It is a normal expression that you get gray hair from stress. But it also contains a ground of truth, as scientists from the American University of Harvard and the Brazilian University of São Paulo demonstrated. They blame stress hormones that penetrate into our hair roots and ensure that no color pigment is produced.
There are several reasons why someone turns grayer than another. Your genes play an important role, so you can already deduce a few things from the age at which your parents got gray hair. Your eating habits also seem to have an influence.
Color pigmentation disturbed
But stress also has a significant impact, the new study suggests, published in the leading science magazine Nature. The scientists discovered that the cause of this phenomenon lies with the so-called sympathetic nervous system, which connects the brain to the rest of the body and is activated when we are confronted with threatening situations.
In stressful situations this nervous system supplies the stress hormones adrenaline and noradrenaline to our body.
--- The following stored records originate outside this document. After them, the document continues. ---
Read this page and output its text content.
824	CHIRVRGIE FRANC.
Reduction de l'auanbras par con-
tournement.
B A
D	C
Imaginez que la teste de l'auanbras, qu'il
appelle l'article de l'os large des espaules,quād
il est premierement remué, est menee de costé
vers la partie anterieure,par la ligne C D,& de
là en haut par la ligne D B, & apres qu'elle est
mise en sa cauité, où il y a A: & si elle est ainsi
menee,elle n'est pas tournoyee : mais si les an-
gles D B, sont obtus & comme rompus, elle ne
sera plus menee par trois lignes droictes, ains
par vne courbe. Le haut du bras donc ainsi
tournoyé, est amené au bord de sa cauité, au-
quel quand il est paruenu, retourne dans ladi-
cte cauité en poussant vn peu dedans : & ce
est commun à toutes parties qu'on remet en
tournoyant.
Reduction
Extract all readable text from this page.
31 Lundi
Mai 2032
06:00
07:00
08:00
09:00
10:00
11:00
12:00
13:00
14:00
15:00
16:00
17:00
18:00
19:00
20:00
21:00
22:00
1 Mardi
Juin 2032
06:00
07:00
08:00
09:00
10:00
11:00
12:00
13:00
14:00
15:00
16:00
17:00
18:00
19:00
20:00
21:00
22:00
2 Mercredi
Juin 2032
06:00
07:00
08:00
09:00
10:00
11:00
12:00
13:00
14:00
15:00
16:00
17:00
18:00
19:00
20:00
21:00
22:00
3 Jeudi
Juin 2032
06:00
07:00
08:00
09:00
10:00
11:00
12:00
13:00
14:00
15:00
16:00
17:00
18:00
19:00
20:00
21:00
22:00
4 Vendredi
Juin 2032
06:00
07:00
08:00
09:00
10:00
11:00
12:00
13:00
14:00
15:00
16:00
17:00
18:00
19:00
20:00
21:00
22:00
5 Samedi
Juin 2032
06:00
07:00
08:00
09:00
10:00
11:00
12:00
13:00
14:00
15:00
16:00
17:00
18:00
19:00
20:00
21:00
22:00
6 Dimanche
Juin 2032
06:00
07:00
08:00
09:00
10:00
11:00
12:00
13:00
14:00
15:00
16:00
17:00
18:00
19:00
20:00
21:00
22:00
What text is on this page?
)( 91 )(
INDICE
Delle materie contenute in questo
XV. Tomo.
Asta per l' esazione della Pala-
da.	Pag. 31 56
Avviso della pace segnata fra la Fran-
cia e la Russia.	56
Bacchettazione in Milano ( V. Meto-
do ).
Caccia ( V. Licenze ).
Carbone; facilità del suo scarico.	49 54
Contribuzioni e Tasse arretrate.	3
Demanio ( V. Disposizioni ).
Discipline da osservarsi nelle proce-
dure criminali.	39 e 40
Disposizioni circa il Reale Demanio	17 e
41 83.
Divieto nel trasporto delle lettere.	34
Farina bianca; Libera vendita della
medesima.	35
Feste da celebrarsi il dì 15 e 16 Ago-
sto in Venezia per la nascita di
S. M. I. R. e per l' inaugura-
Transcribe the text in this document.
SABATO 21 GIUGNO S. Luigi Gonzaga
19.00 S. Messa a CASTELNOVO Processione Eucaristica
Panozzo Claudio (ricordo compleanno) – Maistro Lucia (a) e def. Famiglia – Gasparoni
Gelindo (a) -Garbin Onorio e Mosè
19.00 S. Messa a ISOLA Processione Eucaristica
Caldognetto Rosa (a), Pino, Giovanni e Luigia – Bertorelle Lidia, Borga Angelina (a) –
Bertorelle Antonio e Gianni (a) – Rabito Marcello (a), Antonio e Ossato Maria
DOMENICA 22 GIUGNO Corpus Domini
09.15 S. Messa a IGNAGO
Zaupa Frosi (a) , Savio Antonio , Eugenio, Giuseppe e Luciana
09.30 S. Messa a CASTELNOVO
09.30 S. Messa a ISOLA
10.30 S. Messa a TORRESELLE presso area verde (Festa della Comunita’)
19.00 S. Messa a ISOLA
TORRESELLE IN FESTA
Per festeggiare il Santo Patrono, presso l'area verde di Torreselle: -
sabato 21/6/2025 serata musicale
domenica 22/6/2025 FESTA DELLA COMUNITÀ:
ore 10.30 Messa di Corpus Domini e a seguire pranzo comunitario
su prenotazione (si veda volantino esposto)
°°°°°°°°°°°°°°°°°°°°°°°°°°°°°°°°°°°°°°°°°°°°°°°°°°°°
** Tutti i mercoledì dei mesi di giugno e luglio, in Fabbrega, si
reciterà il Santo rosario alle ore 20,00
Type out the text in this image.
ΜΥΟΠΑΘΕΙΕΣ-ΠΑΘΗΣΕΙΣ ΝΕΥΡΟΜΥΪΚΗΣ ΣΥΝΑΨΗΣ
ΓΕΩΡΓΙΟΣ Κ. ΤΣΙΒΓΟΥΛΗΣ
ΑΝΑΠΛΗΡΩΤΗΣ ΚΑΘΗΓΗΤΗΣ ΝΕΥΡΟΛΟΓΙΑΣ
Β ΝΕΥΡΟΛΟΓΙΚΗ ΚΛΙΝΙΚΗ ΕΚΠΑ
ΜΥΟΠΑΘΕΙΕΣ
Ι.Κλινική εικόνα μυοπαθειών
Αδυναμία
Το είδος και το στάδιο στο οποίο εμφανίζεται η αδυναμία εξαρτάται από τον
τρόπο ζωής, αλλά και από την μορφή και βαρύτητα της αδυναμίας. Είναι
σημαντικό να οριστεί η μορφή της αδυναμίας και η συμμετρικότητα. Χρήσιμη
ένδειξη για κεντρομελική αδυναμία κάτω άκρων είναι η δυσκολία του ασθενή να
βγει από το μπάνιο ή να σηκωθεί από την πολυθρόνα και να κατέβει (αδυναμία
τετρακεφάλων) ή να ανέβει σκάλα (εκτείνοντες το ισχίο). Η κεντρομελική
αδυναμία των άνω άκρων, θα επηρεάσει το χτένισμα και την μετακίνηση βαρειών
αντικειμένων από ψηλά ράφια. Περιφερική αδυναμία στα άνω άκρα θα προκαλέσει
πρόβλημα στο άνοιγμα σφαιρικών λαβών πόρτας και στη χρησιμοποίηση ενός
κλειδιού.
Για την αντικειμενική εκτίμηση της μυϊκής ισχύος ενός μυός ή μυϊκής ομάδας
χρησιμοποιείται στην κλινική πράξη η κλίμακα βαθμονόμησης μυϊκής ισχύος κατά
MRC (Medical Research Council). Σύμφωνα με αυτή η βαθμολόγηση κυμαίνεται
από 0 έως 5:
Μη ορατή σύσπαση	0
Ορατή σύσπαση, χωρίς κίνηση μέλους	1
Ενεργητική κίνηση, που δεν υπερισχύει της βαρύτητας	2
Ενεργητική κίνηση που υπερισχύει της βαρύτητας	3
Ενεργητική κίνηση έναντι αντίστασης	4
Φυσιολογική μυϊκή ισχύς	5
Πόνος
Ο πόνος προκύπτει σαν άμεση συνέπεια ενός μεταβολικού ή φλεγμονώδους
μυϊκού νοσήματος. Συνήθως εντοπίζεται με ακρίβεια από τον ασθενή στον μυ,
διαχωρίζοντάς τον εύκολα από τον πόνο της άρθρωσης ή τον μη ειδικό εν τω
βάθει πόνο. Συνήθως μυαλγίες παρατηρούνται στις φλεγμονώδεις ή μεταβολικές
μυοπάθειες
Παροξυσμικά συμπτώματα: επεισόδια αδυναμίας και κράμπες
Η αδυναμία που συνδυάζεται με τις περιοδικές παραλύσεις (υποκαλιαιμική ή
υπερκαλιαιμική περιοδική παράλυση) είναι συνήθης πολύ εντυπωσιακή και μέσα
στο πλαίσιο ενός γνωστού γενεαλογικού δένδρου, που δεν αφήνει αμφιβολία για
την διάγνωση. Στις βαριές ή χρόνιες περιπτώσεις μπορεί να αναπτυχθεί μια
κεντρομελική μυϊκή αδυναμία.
That noradrenaline, which among other things raises your blood pressure, appears to penetrate into the hair roots. There are the stem cells that are responsible for the production of melanin, the color pigments that determine our hair color. The noradrenaline appears to disrupt the process of melanin production, so that no color pigment is formed with new hairs, which makes those hairs gray.
Permanent damage
The scientists drew their conclusions based on experiments on mice, which were subjected to various forms of stress, for example by flashing light and lifting their cage. "The impact of stress was much greater than I expected," principal investigator Ya-Chieh Hsu said. "After a few days, all color pigment-forming stem cells in the mice were lost. And once they are gone, you can no longer create a color pigment. The damage is permanent."
Search for treatments
The findings can shed new light on the wider effects of stress on certain organs and tissues. The researchers hope that new studies can build on this to find treatments that can stop or reverse the harmful effects of stress.